Rom 13:12-14 La noche está avanzada y se acerca el día. Desechemos, pues, las obras de las tinieblas y vistámonos las armas de la luz.
Pero existe otra manera de vivir, no es natural, no la buscamos espontáneamente, pero es posible vivir de esa manera, vivir vestidos de luz.
Vivir bajo la luz implica que tengas alguien a quien rendirle cuentas, alguien que juzgue tu manera de actuar. Vivir bajo la luz implica que los ojos de otras personas puedan ver los rincones más oscuros de tu vida, y no solo aquellas personas que viven igual a ti sino aquellas personas que por su autoridad o por su cercanía sean capaces de hacer juicios honestos de valor acerca de ti. Vivir en la luz es permitir que otros te juzguen.
La luz es rendir cuentas a la autoridad. Permanentemente.
“No me comprenden, nadie me entiende, no quiero que me juzguen”, son las excusas más comunes para no vivir en la luz, pero la verdad es que nosotros no queremos reconocer que lo que hacemos está mal, para vivir en la luz hay que despojarse de esos vendajes inmundos de pecado, pero si te encariñaste con ellos no podrás salir de la luz, no veras el milagro.

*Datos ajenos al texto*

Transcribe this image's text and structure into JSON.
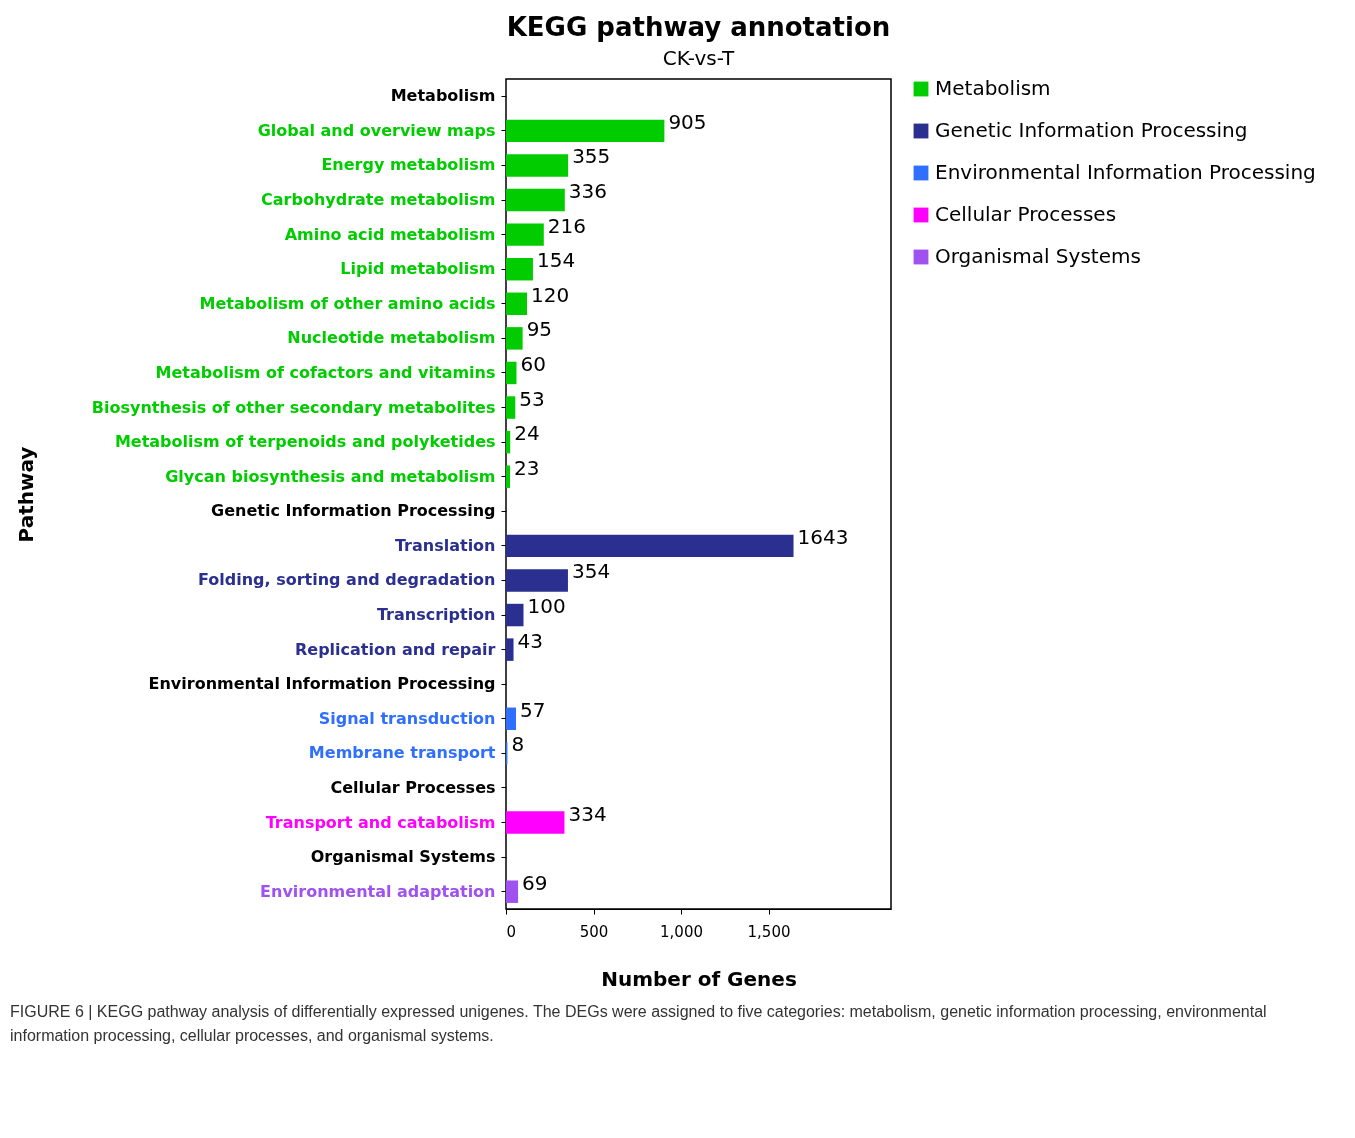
{
  "chart_data": {
    "type": "bar",
    "orientation": "horizontal",
    "title": "KEGG pathway annotation",
    "subtitle": "CK-vs-T",
    "xlabel": "Number of Genes",
    "ylabel": "Pathway",
    "categories": [
      "Metabolism",
      "Global and overview maps",
      "Energy metabolism",
      "Carbohydrate metabolism",
      "Amino acid metabolism",
      "Lipid metabolism",
      "Metabolism of other amino acids",
      "Nucleotide metabolism",
      "Metabolism of cofactors and vitamins",
      "Biosynthesis of other secondary metabolites",
      "Metabolism of terpenoids and polyketides",
      "Glycan biosynthesis and metabolism",
      "Genetic Information Processing",
      "Translation",
      "Folding, sorting and degradation",
      "Transcription",
      "Replication and repair",
      "Environmental Information Processing",
      "Signal transduction",
      "Membrane transport",
      "Cellular Processes",
      "Transport and catabolism",
      "Organismal Systems",
      "Environmental adaptation"
    ],
    "series": [
      {
        "name": "Metabolism",
        "color": "#00cc00",
        "values": [
          null,
          905,
          355,
          336,
          216,
          154,
          120,
          95,
          60,
          53,
          24,
          23,
          null,
          null,
          null,
          null,
          null,
          null,
          null,
          null,
          null,
          null,
          null,
          null
        ]
      },
      {
        "name": "Genetic Information Processing",
        "color": "#2b2f8f",
        "values": [
          null,
          null,
          null,
          null,
          null,
          null,
          null,
          null,
          null,
          null,
          null,
          null,
          null,
          1643,
          354,
          100,
          43,
          null,
          null,
          null,
          null,
          null,
          null,
          null
        ]
      },
      {
        "name": "Environmental Information Processing",
        "color": "#2f6fff",
        "values": [
          null,
          null,
          null,
          null,
          null,
          null,
          null,
          null,
          null,
          null,
          null,
          null,
          null,
          null,
          null,
          null,
          null,
          null,
          57,
          8,
          null,
          null,
          null,
          null
        ]
      },
      {
        "name": "Cellular Processes",
        "color": "#ff00ff",
        "values": [
          null,
          null,
          null,
          null,
          null,
          null,
          null,
          null,
          null,
          null,
          null,
          null,
          null,
          null,
          null,
          null,
          null,
          null,
          null,
          null,
          null,
          334,
          null,
          null
        ]
      },
      {
        "name": "Organismal Systems",
        "color": "#a052f0",
        "values": [
          null,
          null,
          null,
          null,
          null,
          null,
          null,
          null,
          null,
          null,
          null,
          null,
          null,
          null,
          null,
          null,
          null,
          null,
          null,
          null,
          null,
          null,
          null,
          69
        ]
      }
    ],
    "xlim": [
      0,
      2200
    ],
    "xticks": [
      0,
      500,
      {
        "value": 1000,
        "label": "1,000"
      },
      {
        "value": 1500,
        "label": "1,500"
      }
    ],
    "data_labels": true,
    "grid": false,
    "legend": "top right",
    "annotations": [
      "FIGURE 6 | KEGG pathway analysis of differentially expressed unigenes. The DEGs were assigned to five categories: metabolism, genetic information processing, environmental information processing, cellular processes, and organismal systems."
    ]
  }
}
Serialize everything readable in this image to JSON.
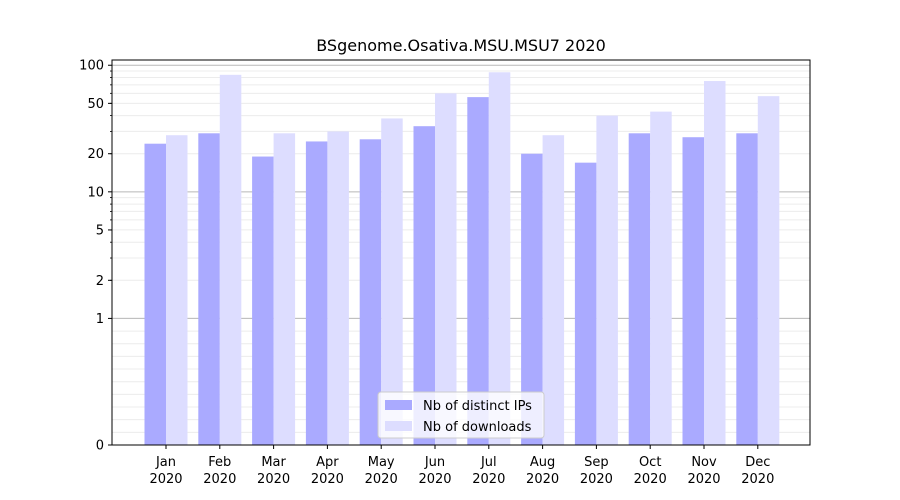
{
  "chart_data": {
    "type": "bar",
    "title": "BSgenome.Osativa.MSU.MSU7 2020",
    "xlabel": "",
    "ylabel": "",
    "y_scale": "symlog",
    "ylim": [
      0,
      110
    ],
    "y_ticks": [
      0,
      1,
      2,
      5,
      10,
      20,
      50,
      100
    ],
    "y_tick_labels": [
      "0",
      "1",
      "2",
      "5",
      "10",
      "20",
      "50",
      "100"
    ],
    "categories": [
      [
        "Jan",
        "2020"
      ],
      [
        "Feb",
        "2020"
      ],
      [
        "Mar",
        "2020"
      ],
      [
        "Apr",
        "2020"
      ],
      [
        "May",
        "2020"
      ],
      [
        "Jun",
        "2020"
      ],
      [
        "Jul",
        "2020"
      ],
      [
        "Aug",
        "2020"
      ],
      [
        "Sep",
        "2020"
      ],
      [
        "Oct",
        "2020"
      ],
      [
        "Nov",
        "2020"
      ],
      [
        "Dec",
        "2020"
      ]
    ],
    "series": [
      {
        "name": "Nb of distinct IPs",
        "color": "#aaaaff",
        "values": [
          24,
          29,
          19,
          25,
          26,
          33,
          56,
          20,
          17,
          29,
          27,
          29
        ]
      },
      {
        "name": "Nb of downloads",
        "color": "#ddddff",
        "values": [
          28,
          84,
          29,
          30,
          38,
          60,
          88,
          28,
          40,
          43,
          75,
          57
        ]
      }
    ],
    "grid": true,
    "legend_position": "bottom-center"
  }
}
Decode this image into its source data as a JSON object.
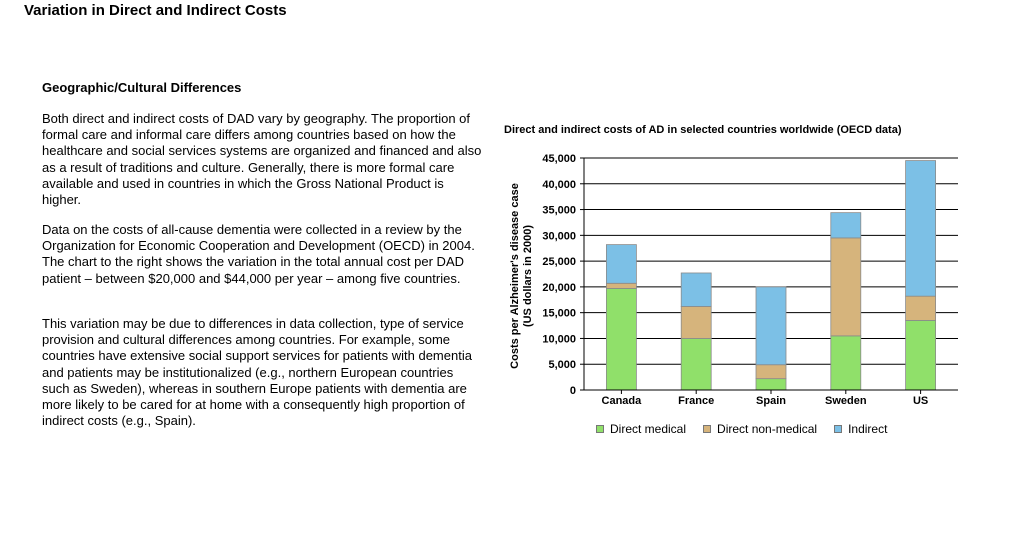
{
  "page": {
    "title": "Variation in Direct and Indirect Costs",
    "section_heading": "Geographic/Cultural Differences",
    "paragraphs": [
      "Both direct and indirect costs of DAD vary by geography. The proportion of formal care and informal care differs among countries based on how the healthcare and social services systems are organized and financed and also as a result of traditions and culture. Generally, there is more formal care available and used in countries in which the Gross National Product is higher.",
      "Data on the costs of all-cause dementia were collected in a review by the Organization for Economic Cooperation and Development (OECD) in 2004. The chart to the right shows the variation in the total annual cost per DAD patient – between $20,000 and $44,000 per year – among five countries.",
      "This variation may be due to differences in data collection, type of service provision and cultural differences among countries. For example, some countries have extensive social support services for patients with dementia and patients may be institutionalized (e.g., northern European countries such as Sweden), whereas in southern Europe patients with dementia are more likely to be cared for at home with a consequently high proportion of indirect costs (e.g., Spain)."
    ]
  },
  "chart_data": {
    "type": "bar",
    "stacked": true,
    "title": "Direct and indirect costs of AD in selected countries worldwide (OECD data)",
    "ylabel_lines": [
      "Costs per Alzheimer's disease case",
      "(US dollars in 2000)"
    ],
    "categories": [
      "Canada",
      "France",
      "Spain",
      "Sweden",
      "US"
    ],
    "ylim": [
      0,
      45000
    ],
    "yticks": [
      0,
      5000,
      10000,
      15000,
      20000,
      25000,
      30000,
      35000,
      40000,
      45000
    ],
    "ytick_labels": [
      "0",
      "5,000",
      "10,000",
      "15,000",
      "20,000",
      "25,000",
      "30,000",
      "35,000",
      "40,000",
      "45,000"
    ],
    "grid": true,
    "legend_position": "bottom",
    "series": [
      {
        "name": "Direct medical",
        "color": "#90e06a",
        "values": [
          19700,
          10000,
          2200,
          10500,
          13500
        ]
      },
      {
        "name": "Direct non-medical",
        "color": "#d6b47c",
        "values": [
          1000,
          6200,
          2700,
          19000,
          4700
        ]
      },
      {
        "name": "Indirect",
        "color": "#7cc0e6",
        "values": [
          7500,
          6500,
          15100,
          4900,
          26300
        ]
      }
    ]
  }
}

Juan 3:19-21 Y esta es la condenación: la luz vino al mundo, pero los hombres amaron más las tinieblas que la luz, porque sus obras eran malas, pues todo aquel que hace lo malo detesta la luz y no viene a la luz, para que sus obras no sean puestas al descubierto. Pero el que practica la verdad viene a la luz, para que se ponga de manifiesto que sus obras son hechas en Dios.
Cuando vives en la luz no impresionas, tratas de que otros vean la versión completa de ti, con tus puntos fuertes y con tus flaquezas, tal vez no te admiren, no impresiones a las personas pero si lograras impresionar a Dios.
Hubo un leproso que no quiso vivir más en la oscuridad, escuchó de un tal Jesús capaz de curar la terrible enfermedad, creyó que era posible, así que decidió salir de su cueva, y aun con la vergüenza, con sus vendas, se dirigió a la ciudad. Sabía lo que sucedería, gritos, piedras, rechazo, pero ya no soportaba más la oscuridad, anhelaba la luz y su propia vida le parecía poco digna, prefería morir intentándolo que vivir oculto y solo. Llego al poblado y se dirigió a la plaza principal, el lugar donde otros habían perecido bajo el justo juicio y encontró una multitud. Cuando tienes lepra le temes a las personas pero una multitud es casi lo peor que te puede suceder. Entonces lo vio, desde lejos, escuchó sus palabras llenas de gracia y verdad y supo que no era igual a los demás, corrió hacia él y cayó a cierta distancia, no era capaz de levantar el rostro por el temor y la vergüenza, solo susurró: Señor, si quieres, puedes limpiarme.
Algo que parecía imposible sucedió, aquel maestro se acercó a él mientras otros se apartaban con asco y sintió el calor de su mano sobre su cuerpo leproso. ¡Hace tanto tiempo que nadie lo tocaba! Aunque no hubiese sucedido nada más, en su corazón volvió la luz, volvía a sentirse un ser humano, digno, importante, querido. Fue como si el primer Adán hubiese salido de la oscuridad y hubiese respondido al llamado de Dios. Entonces aquellas palabras de gracia cambiaron su vida para siempre, nunca más tendría que esconderse, la mancha fue quitada primero de su corazón y luego de su carne: Quiero, sé limpio.
Es lo que sucede cuando nos acercamos a la luz, su luz, la gracia nos devuelve la dignidad, la mancha del pecado es totalmente borrada, pero tenemos que atrevernos a acercarnos a la luz. De allí en adelante podremos caminar de día, sin volver a la cueva, ya no es necesario.
Rom 13:13-14 Andemos como de día, honestamente; no en glotonerías y borracheras, no en lujurias y libertinaje, no en contiendas y envidia. Al contrario, vestíos del Señor Jesucristo y no satisfagáis los deseos de la carne.